Important to the debate: The success of Amazon’s stores depends on its partnership with third-party sellers.

“There are millions of small and medium-sized businesses around the world selling in Amazon’s stores—including more than a million third-party sellers in the U.S. alone,” Cohen testified. “Sales by these sellers are growing twice as fast as Amazon’s own sales in our own stores.

”… Nearly 200,000 entrepreneurs worldwide surpassed $100,000 of sales in our stores in 2018, and more than 50,000 of those entrepreneurs exceeded $500,000 in sales. We estimate that third-party sellers have created over 1.6 million new jobs around the world.”

“If we did not invest and innovate in ways to improve the experience for our selling partners, they would sell fewer of their products in our stores and more through the myriad of other options available to them both online and offline,” he added. “We have dedicated teams assigned to supporting sellers directly, continually launch new tools that make it easier for our seller partners to sell, and spend significant resources to root out bad actors and prevent fraud and abuse that harm both sellers and customers.”

Matt Perault, director of public policy for Facebook, doubled down on the bigger is better mantra. “Facebook is where it is today because we have worked hard and taken risks.

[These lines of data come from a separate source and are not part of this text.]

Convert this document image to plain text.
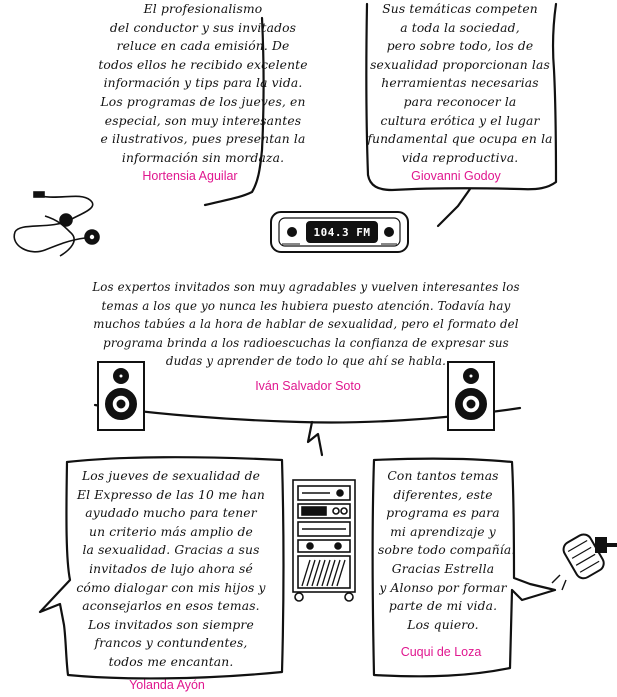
104.3 FM

El profesionalismo
del conductor y sus invitados
reluce en cada emisión. De
todos ellos he recibido excelente
información y tips para la vida.
Los programas de los jueves, en
especial, son muy interesantes
e ilustrativos, pues presentan la
información sin mordaza.

Hortensia Aguilar

Sus temáticas competen
a toda la sociedad,
pero sobre todo, los de
sexualidad proporcionan las
herramientas necesarias
para reconocer la
cultura erótica y el lugar
fundamental que ocupa en la
vida reproductiva.

Giovanni Godoy

Los expertos invitados son muy agradables y vuelven interesantes los
temas a los que yo nunca les hubiera puesto atención. Todavía hay
muchos tabúes a la hora de hablar de sexualidad, pero el formato del
programa brinda a los radioescuchas la confianza de expresar sus
dudas y aprender de todo lo que ahí se habla.

Iván Salvador Soto

Los jueves de sexualidad de
El Expresso de las 10 me han
ayudado mucho para tener
un criterio más amplio de
la sexualidad. Gracias a sus
invitados de lujo ahora sé
cómo dialogar con mis hijos y
aconsejarlos en esos temas.
Los invitados son siempre
francos y contundentes,
todos me encantan.

Yolanda Ayón

Con tantos temas
diferentes, este
programa es para
mi aprendizaje y
sobre todo compañía.
Gracias Estrella
y Alonso por formar
parte de mi vida.
Los quiero.

Cuqui de Loza
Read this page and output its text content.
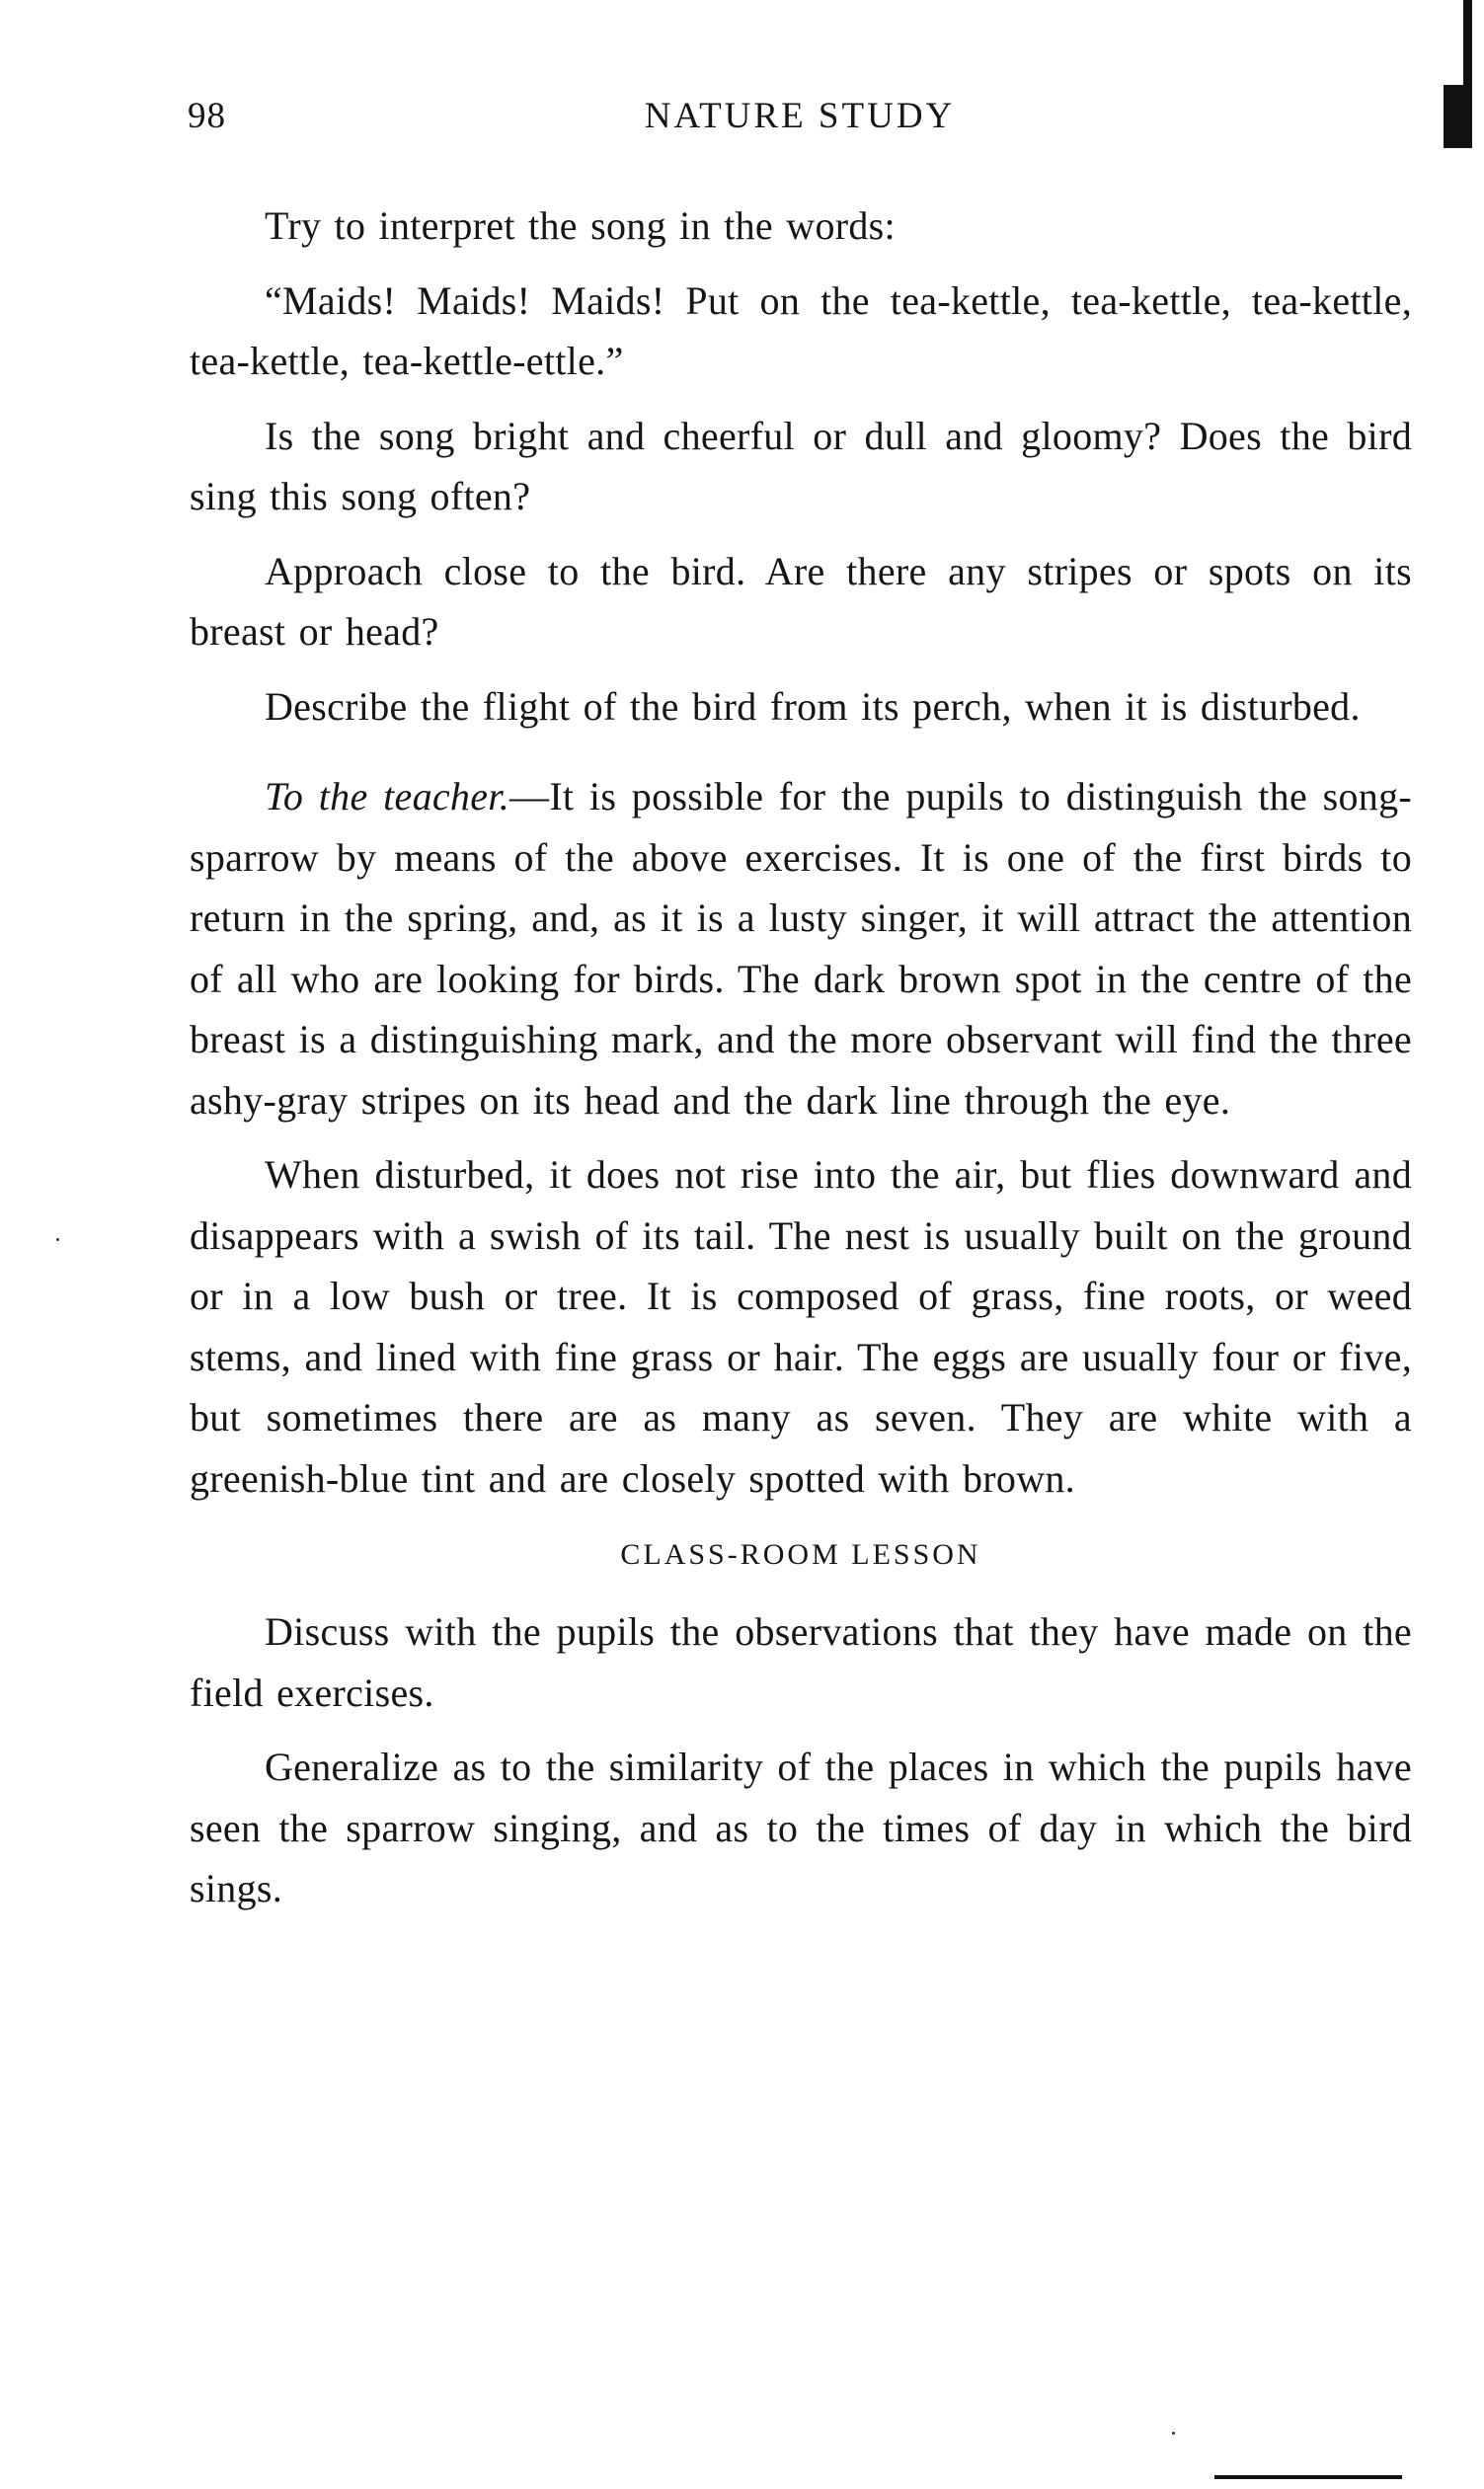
98	NATURE STUDY

Try to interpret the song in the words:

“Maids! Maids! Maids! Put on the tea-kettle, tea-kettle, tea-kettle, tea-kettle, tea-kettle-ettle.”

Is the song bright and cheerful or dull and gloomy? Does the bird sing this song often?

Approach close to the bird. Are there any stripes or spots on its breast or head?

Describe the flight of the bird from its perch, when it is disturbed.

To the teacher.—It is possible for the pupils to distinguish the song-sparrow by means of the above exercises. It is one of the first birds to return in the spring, and, as it is a lusty singer, it will attract the attention of all who are looking for birds. The dark brown spot in the centre of the breast is a distinguishing mark, and the more observant will find the three ashy-gray stripes on its head and the dark line through the eye.

When disturbed, it does not rise into the air, but flies downward and disappears with a swish of its tail. The nest is usually built on the ground or in a low bush or tree. It is composed of grass, fine roots, or weed stems, and lined with fine grass or hair. The eggs are usually four or five, but sometimes there are as many as seven. They are white with a greenish-blue tint and are closely spotted with brown.

CLASS-ROOM LESSON

Discuss with the pupils the observations that they have made on the field exercises.

Generalize as to the similarity of the places in which the pupils have seen the sparrow singing, and as to the times of day in which the bird sings.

Our efforts have resulted in significant success, and America does not punish success; it rewards it,” he testified. “Facebook is working hard every day to meet the challenges we face. In tackling issues like terrorism, misinformation, hate speech, and harassment, we view our size as an asset: we can dedicate 30,000 people to keeping our users safe, invest in industry initiatives to jointly combat terrorism, and develop the new technologies that are needed to confront these evolving threats.”